Health officials have continued to monitor a hybrid strain of the delta and omicron coronavirus known as “deltacron.”

In a Wednesday media briefing, Dr. Maria Van Kerkhove, the World Health Organization’s (WHO) COVID-19 technical lead, said that there are currently “very low levels” of detection of the potential variant. 

Deltacron has been reported in France, the Netherlands and Denmark and Reuters reported that researchers have identified 17 confirmed instances in both Europe and the U.S.

“We have not seen any change in the epidemiology with this recombinant. We haven’t seen any change in severity. But, there are many studies that are underway,” Van Kerhove told reporters

“Unfortunately, we do expect to see recombinants because this is what viruses do, they change over time,” she noted. “We’re seeing a very intense level of circulation. We are seeing this virus infect animals, with the possibility of infecting humans again.

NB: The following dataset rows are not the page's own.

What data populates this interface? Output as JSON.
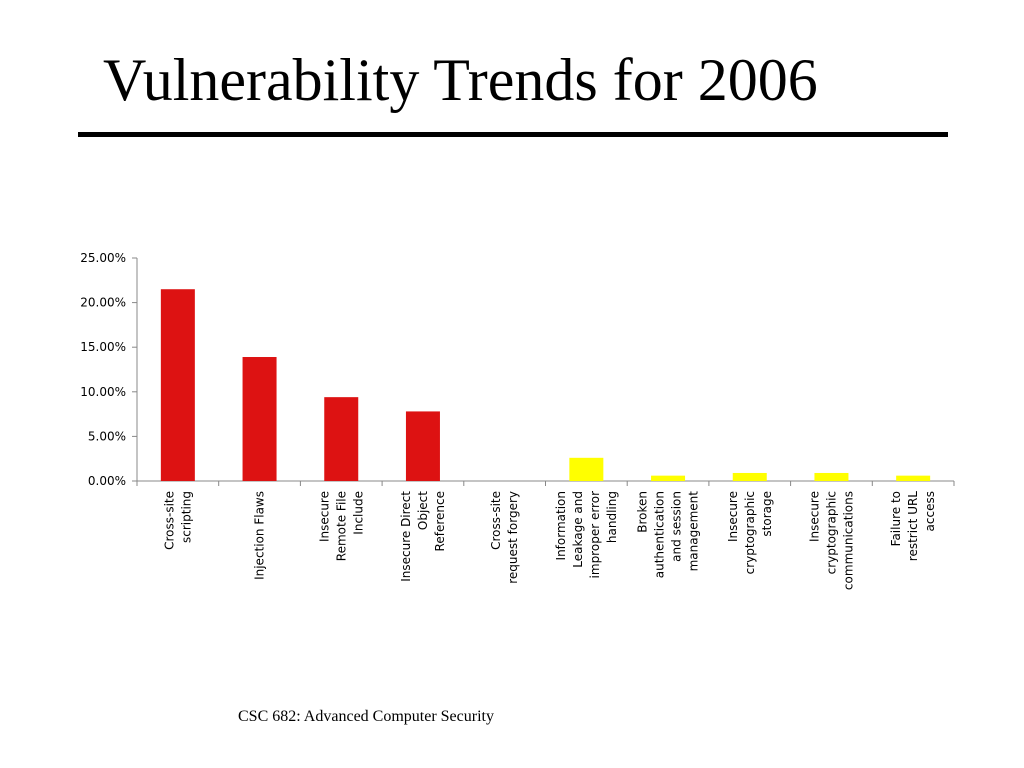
{
  "slide": {
    "title": "Vulnerability Trends for 2006",
    "footer": "CSC 682: Advanced Computer Security"
  },
  "colors": {
    "high": "#dd1212",
    "low": "#ffff00",
    "axis": "#888888",
    "text": "#000000"
  },
  "chart_data": {
    "type": "bar",
    "title": "",
    "xlabel": "",
    "ylabel": "",
    "ylim": [
      0,
      0.25
    ],
    "yticks": [
      "0.00%",
      "5.00%",
      "10.00%",
      "15.00%",
      "20.00%",
      "25.00%"
    ],
    "grid": false,
    "categories": [
      [
        "Cross-site",
        "scripting"
      ],
      [
        "Injection Flaws"
      ],
      [
        "Insecure",
        "Remote File",
        "Include"
      ],
      [
        "Insecure Direct",
        "Object",
        "Reference"
      ],
      [
        "Cross-site",
        "request forgery"
      ],
      [
        "Information",
        "Leakage and",
        "improper error",
        "handling"
      ],
      [
        "Broken",
        "authentication",
        "and session",
        "management"
      ],
      [
        "Insecure",
        "cryptographic",
        "storage"
      ],
      [
        "Insecure",
        "cryptographic",
        "communications"
      ],
      [
        "Failure to",
        "restrict URL",
        "access"
      ]
    ],
    "values": [
      0.215,
      0.139,
      0.094,
      0.078,
      0.0,
      0.026,
      0.006,
      0.009,
      0.009,
      0.006
    ],
    "bar_colors": [
      "#dd1212",
      "#dd1212",
      "#dd1212",
      "#dd1212",
      "#dd1212",
      "#ffff00",
      "#ffff00",
      "#ffff00",
      "#ffff00",
      "#ffff00"
    ]
  }
}
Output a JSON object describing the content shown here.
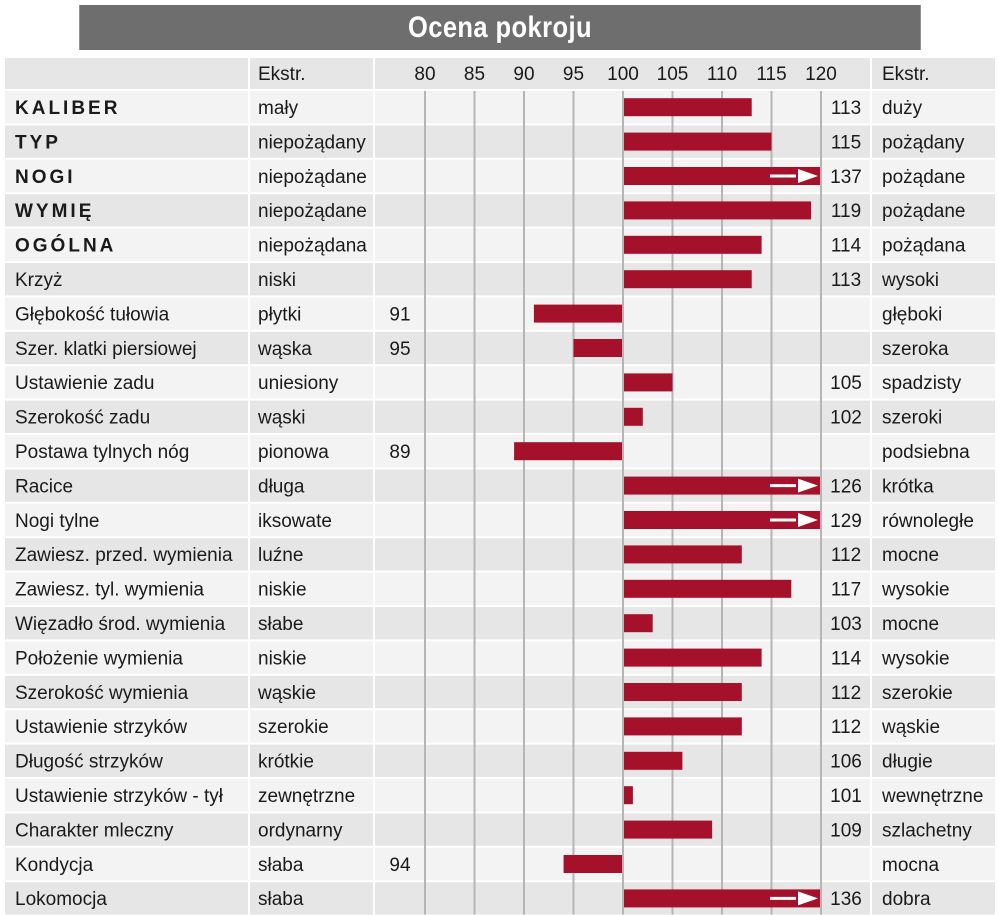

So again, the pandemic is far from over.”

Van Kerkhove called for a renewed focus on reducing the spread of the COVID-19. 

In January, when cases of deltacron were first reported, some labeled deltacron a “scariant,”, with scientists expressing skepticism over its existence. 

In February, health officials in the United Kingdom officially began to monitor deltacron after it was identified in a patient, according to the country’s Health Security Agency. 

Now, health experts say it’s too soon for people to worry about it. 

William Hanage, an epidemiologist at the Harvard T.H. Chan School of Public Health, told USA Today on Thursday that Deltacron is only a variant if it produces a large number of cases. 

“So no, if it’s not causing lots of cases, people don’t need to be concerned,” he advised. 

Lee said that researchers can learn from deltacron’s development to understand more about how the virus evolves, including its transmissibility and severity.